Snot and former Bad Wolves guitarist Doc Coyle has pushed back on what he calls the “pretentious gatekeeping” surrounding Sleep Token’s meteoric rise, slamming the recent wave of online hate in a new op-ed for Metal Hammer.

Sleep Token’s new album Even In Arcadia delivered one of the biggest sales weeks for a rock act in recent years, but the success has drawn a loud backlash online, particularly from corners of the metalcore community.

“In spite of, or maybe due to, this commercial triumph, the backlash has been harsh and swift,” Coyle wrote. “The metalcore online discourse, as I said, is a nightmare.”

“My Twitter feed reads like a revolt against Sleep Token. The most common refrain is some version of, ‘This band should not be allowed to be called metal anymore!’ Many find the cult-like devotion of their fans to be repulsive.”

Coyle points to a string of harsh critiques, from Pitchfork to Anthony Fantano, but suggests there’s more at play than just taste. “This isn’t critique – it’s antipathy, revulsion, wholesale rejection,” he says. “But the subtext gives away the game. Sleep Token’s crime is not their artistic choices; it’s the audacity to become the most popular rock act on earth with those choices.”

He goes on to defend the band’s blend of heavy and pop elements, arguing that other artists – like Opeth, Myrkur, and Devin Townsend – are celebrated for being experimental, while Sleep Token are attacked.

“My biggest pushback against this line of critique is against the idea that Sleep Token’s lean into pop discredits their metal bona fides, or that they are doing pop poorly,” he writes. “In my estimation, since Bring Me The Horizon released their polarizing album, amo (2019), pop has burrowed its way into metalcore’s DNA…Many of the top dogs are already swimming in this pool.
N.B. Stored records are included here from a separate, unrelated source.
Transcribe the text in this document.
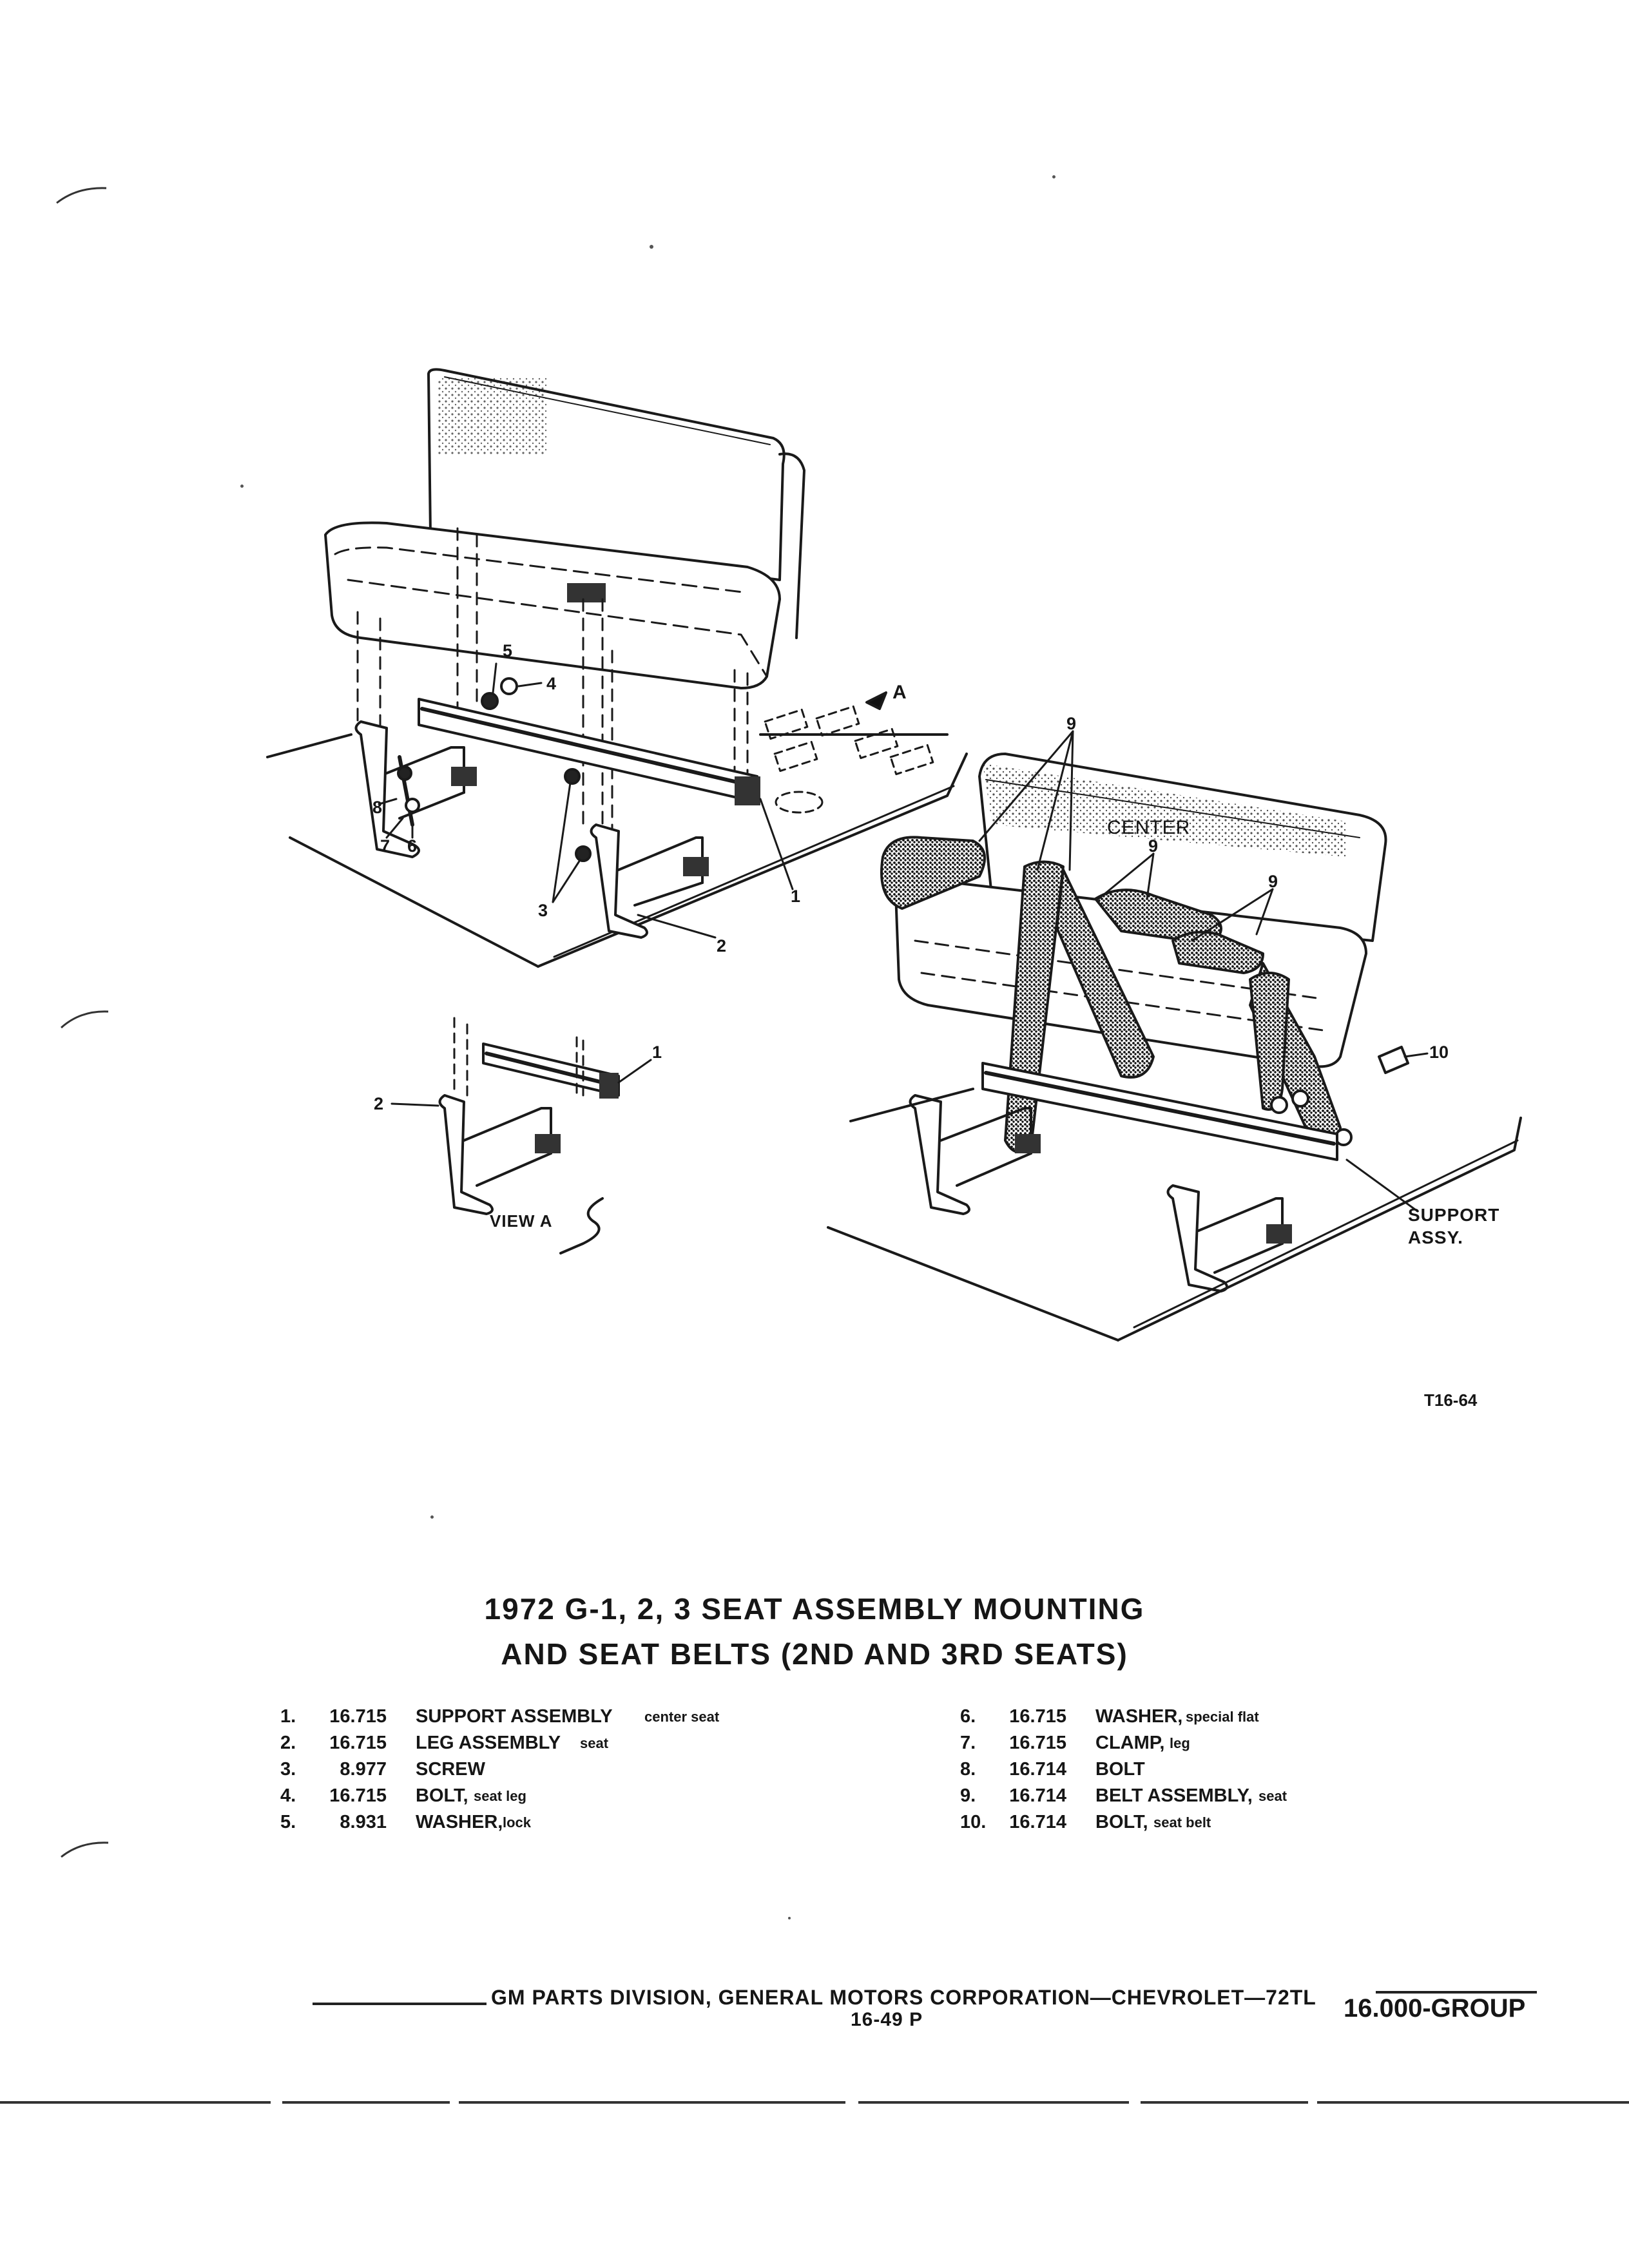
5
4
8
7 6
3
1
2
A
1
2
VIEW A
9
9
9
10
CENTER
SUPPORT
ASSY.
T16-64
1972 G-1, 2, 3 SEAT ASSEMBLY MOUNTING
AND SEAT BELTS (2ND AND 3RD SEATS)
1.	16.715 SUPPORT ASSEMBLY center seat
2.	16.715 LEG ASSEMBLY seat
3.	8.977 SCREW
4.	16.715 BOLT, seat leg
5.	8.931 WASHER, lock
6.	16.715 WASHER, special flat
7.	16.715 CLAMP, leg
8.	16.714 BOLT
9.	16.714 BELT ASSEMBLY, seat
10.	16.714 BOLT, seat belt
GM PARTS DIVISION, GENERAL MOTORS CORPORATION—CHEVROLET—72TL
16-49 P	16.000-GROUP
But Sleep Token crossed some invisible purity line, breaching the social contract.”

Coyle also singles out the backlash as part of a broader issue with fan culture in heavy music: “I don’t begrudge anyone who dislikes the album or the band. What bothers me is the coalitions of lynch mobs against popular heavy bands as a trend. It’s knee-jerk contrarianism to dislike what the masses like. I don’t think that’s cool.”
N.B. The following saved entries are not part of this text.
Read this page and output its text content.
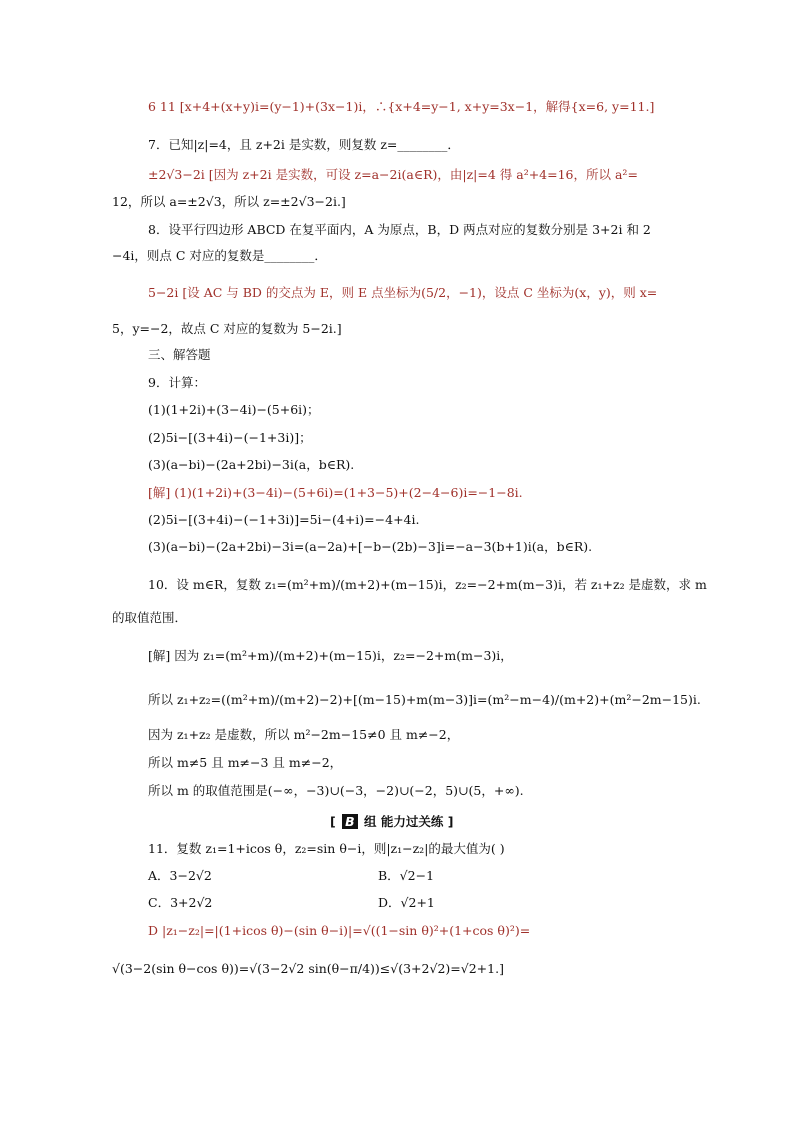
6 11 [x+4+(x+y)i=(y−1)+(3x−1)i，∴{x+4=y−1, x+y=3x−1，解得{x=6, y=11.]
7．已知|z|=4，且 z+2i 是实数，则复数 z=________．
±2√3−2i [因为 z+2i 是实数，可设 z=a−2i(a∈R)，由|z|=4 得 a²+4=16，所以 a²=
12，所以 a=±2√3，所以 z=±2√3−2i.]
8．设平行四边形 ABCD 在复平面内，A 为原点，B，D 两点对应的复数分别是 3+2i 和 2
−4i，则点 C 对应的复数是________．
5−2i [设 AC 与 BD 的交点为 E，则 E 点坐标为(5/2，−1)，设点 C 坐标为(x，y)，则 x=
5，y=−2，故点 C 对应的复数为 5−2i.]
三、解答题
9．计算：
(1)(1+2i)+(3−4i)−(5+6i)；
(2)5i−[(3+4i)−(−1+3i)]；
(3)(a−bi)−(2a+2bi)−3i(a，b∈R).
[解] (1)(1+2i)+(3−4i)−(5+6i)=(1+3−5)+(2−4−6)i=−1−8i.
(2)5i−[(3+4i)−(−1+3i)]=5i−(4+i)=−4+4i.
(3)(a−bi)−(2a+2bi)−3i=(a−2a)+[−b−(2b)−3]i=−a−3(b+1)i(a，b∈R).
10．设 m∈R，复数 z₁=(m²+m)/(m+2)+(m−15)i，z₂=−2+m(m−3)i，若 z₁+z₂ 是虚数，求 m
的取值范围．
[解] 因为 z₁=(m²+m)/(m+2)+(m−15)i，z₂=−2+m(m−3)i，
所以 z₁+z₂=((m²+m)/(m+2)−2)+[(m−15)+m(m−3)]i=(m²−m−4)/(m+2)+(m²−2m−15)i.
因为 z₁+z₂ 是虚数，所以 m²−2m−15≠0 且 m≠−2，
所以 m≠5 且 m≠−3 且 m≠−2，
所以 m 的取值范围是(−∞，−3)∪(−3，−2)∪(−2，5)∪(5，+∞).
[ B 组 能力过关练 ]
11．复数 z₁=1+icos θ，z₂=sin θ−i，则|z₁−z₂|的最大值为( )
A．3−2√2	B．√2−1
C．3+2√2	D．√2+1
D |z₁−z₂|=|(1+icos θ)−(sin θ−i)|=√((1−sin θ)²+(1+cos θ)²)=
√(3−2(sin θ−cos θ))=√(3−2√2 sin(θ−π/4))≤√(3+2√2)=√2+1.]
Drawing comparisons to the past treatment of Limp Bizkit and Metallica, Coyle warns against repeating the same toxic cycles with Sleep Token and other acts. “This is ‘why we can’t have nice things’ in practice,” he writes. “Hating bands as trends is not cool because trying to be cool isn’t cool. It is another form of conformity, elitism.”

He closes with a simple message: “It’s just music. Just because you have a right to be an asshole about this stuff, doesn’t mean you have to be. Be an outsider. Be a nerd. And it’s okay to sometimes be a basic bitch that likes things that make you feel good.”

The piece lands as Even In Arcadia continues to draw in new fans, with Sleep Token cementing themselves as one of the most polarising – and talked about – bands in heavy music right now.